Projekt OÖ Concertschrammeln

Juli 26th, 2011 by admin

Das Glück is a Vogerl (OÖ Concert-Schrammeln)

Erwin Steinhauer singt, begleitet von den OÖ. Concert- Schrammeln, Wiener- und Heurigenlieder, und erzählt dazu G´schichtln rund um Wein und Wien.

Erwin Steinhauer vorzustellen ist müßig, ist er doch als Allrounder, als grandioser Mime in Film, Fernsehen, ob bei den Salzburger Festspielen, am Burgtheater oder am Theater in der Josefstadt, und auch als Kabarettist im gesamten deutschsprachigen Raum anerkannt. Dass seine Rezitationsabende, besonders die mit Geschichten rund um seine Heimatstadt Wien, Generationen begeistert, ist auch bekannt.

Im reiferen Alter hat er nun ein weiteres Talent entdeckt- die Interpretation von Wiener Liedern.
Seit einigen Jahren tourt Erwin Steinhauer, lesend und jetzt also auch singend, zusammen mit den OÖ. Concert- Schrammeln in der authentischen Besetzung mit zwei Geigen, Schrammelharmonika und Kontragitarre.

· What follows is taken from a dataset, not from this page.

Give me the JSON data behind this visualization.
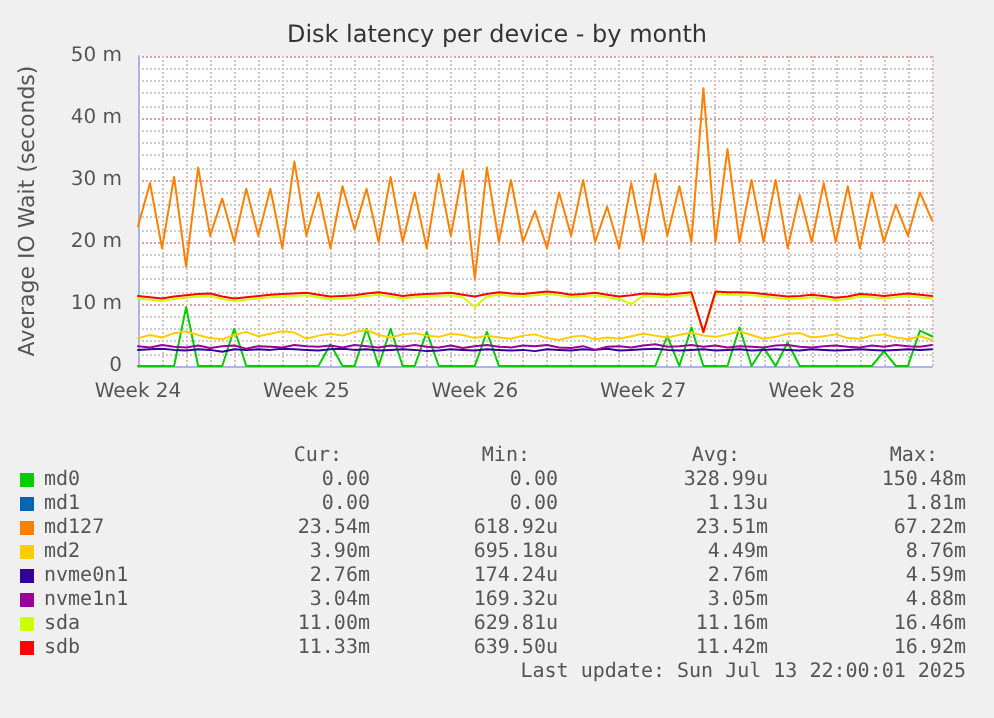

Die OÖ. Concert- Schrammeln sind, 1996 gegründet und 2009 neu formiert, Mitglieder der Österreichischen Salonisten, Lehrer im OÖ. Landesmusikschulwerk sowie Solisten, Kammer- und Orchestermusiker. Sie spielen originale Schrammelmusik von Johann und Josef Schrammel, Mikulas, Sioly, den Sträußen, Ziehrer, Strohmayer u.a. Programme und Auftritte im gesamten deutschsprachigen Raum mit Erwin Steinhauer, Agnes Palmisano, Barbara Wussow u.a.

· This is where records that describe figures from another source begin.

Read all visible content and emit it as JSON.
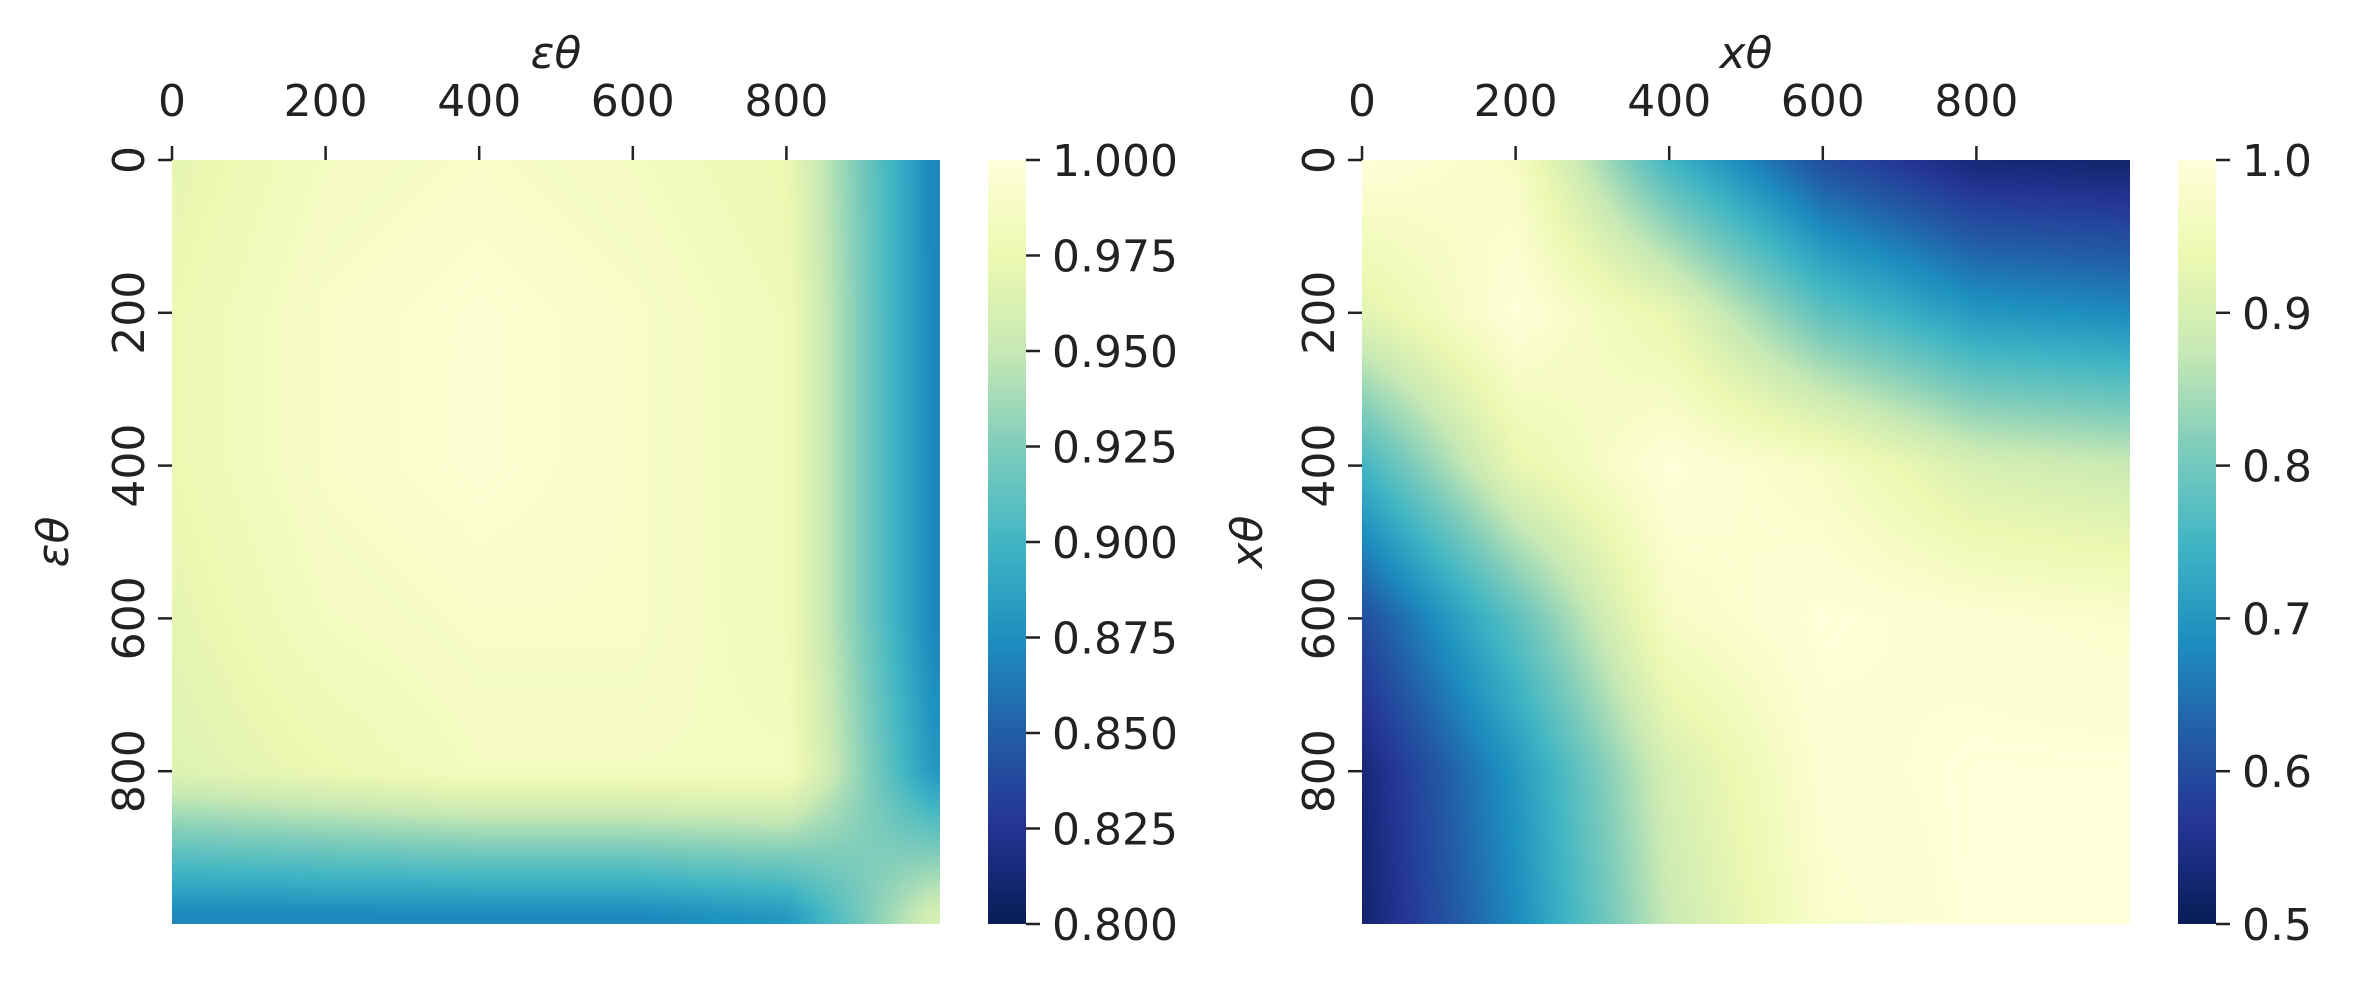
{
  "colormap": {
    "name": "YlGnBu",
    "stops": [
      "#ffffd9",
      "#edf8b1",
      "#c7e9b4",
      "#7fcdbb",
      "#41b6c4",
      "#1d91c0",
      "#225ea8",
      "#253494",
      "#081d58"
    ]
  },
  "chart_data": [
    {
      "type": "heatmap",
      "title": "",
      "xlabel": "εθ",
      "ylabel": "εθ",
      "xticks": [
        "0",
        "200",
        "400",
        "600",
        "800"
      ],
      "yticks": [
        "0",
        "200",
        "400",
        "600",
        "800"
      ],
      "x_range": [
        0,
        1000
      ],
      "y_range": [
        0,
        1000
      ],
      "x_axis_position": "top",
      "colorbar": {
        "vmin": 0.8,
        "vmax": 1.0,
        "ticks": [
          "0.800",
          "0.825",
          "0.850",
          "0.875",
          "0.900",
          "0.925",
          "0.950",
          "0.975",
          "1.000"
        ]
      },
      "description_of_values": "near 1.0 everywhere (0.97-1.0), dropping to ~0.87 along the last column and last row",
      "grid_samples": {
        "x": [
          0,
          200,
          400,
          600,
          800,
          990
        ],
        "y": [
          0,
          200,
          400,
          600,
          800,
          990
        ],
        "z": [
          [
            0.97,
            0.985,
            0.99,
            0.985,
            0.975,
            0.87
          ],
          [
            0.975,
            0.99,
            0.995,
            0.99,
            0.98,
            0.87
          ],
          [
            0.975,
            0.99,
            0.995,
            0.99,
            0.98,
            0.87
          ],
          [
            0.97,
            0.985,
            0.99,
            0.99,
            0.98,
            0.87
          ],
          [
            0.965,
            0.975,
            0.985,
            0.985,
            0.985,
            0.88
          ],
          [
            0.87,
            0.87,
            0.87,
            0.87,
            0.88,
            0.96
          ]
        ]
      }
    },
    {
      "type": "heatmap",
      "title": "",
      "xlabel": "xθ",
      "ylabel": "xθ",
      "xticks": [
        "0",
        "200",
        "400",
        "600",
        "800"
      ],
      "yticks": [
        "0",
        "200",
        "400",
        "600",
        "800"
      ],
      "x_range": [
        0,
        1000
      ],
      "y_range": [
        0,
        1000
      ],
      "x_axis_position": "top",
      "colorbar": {
        "vmin": 0.5,
        "vmax": 1.0,
        "ticks": [
          "0.5",
          "0.6",
          "0.7",
          "0.8",
          "0.9",
          "1.0"
        ]
      },
      "description_of_values": "1.0 along the diagonal, decaying toward ~0.5 at the top-right and bottom-left corners; high values in the lower-right region",
      "grid_samples": {
        "x": [
          0,
          200,
          400,
          600,
          800,
          1000
        ],
        "y": [
          0,
          200,
          400,
          600,
          800,
          1000
        ],
        "z": [
          [
            1.0,
            0.97,
            0.75,
            0.6,
            0.53,
            0.52
          ],
          [
            0.92,
            1.0,
            0.93,
            0.78,
            0.7,
            0.68
          ],
          [
            0.75,
            0.93,
            1.0,
            0.97,
            0.9,
            0.88
          ],
          [
            0.6,
            0.78,
            0.97,
            1.0,
            0.99,
            0.98
          ],
          [
            0.53,
            0.7,
            0.9,
            0.99,
            1.0,
            1.0
          ],
          [
            0.52,
            0.68,
            0.88,
            0.98,
            1.0,
            1.0
          ]
        ]
      }
    }
  ]
}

Schrammelmusik ist eine für Wien typische Musikgattung des ausgehenden 19. Jahrhunderts und gilt als Wiener Volksmusik. Sie wurde nach den Waldviertler Musikern, Geigern und Komponisten Johann und Josef Schrammel benannt, die 1878 mit dem Gitarristen Anton Strohmayer in Wien ein kleines Ensemble gründeten, mit dem sie ein volkstümliches Repertoire mit Liedern und Märschen, Tänzen und Walzern in Heurigen und Gaststätten darboten.
Nach dem Anschluss des Klarinettisten Georg Dänzer zum Orchester 1884 nannten sie sich „Specialitäten Quartett Gebrüder Schrammel“ und erlangten mit ihrer Art, Wienerlieder zu spielen, rasch große Berühmtheit.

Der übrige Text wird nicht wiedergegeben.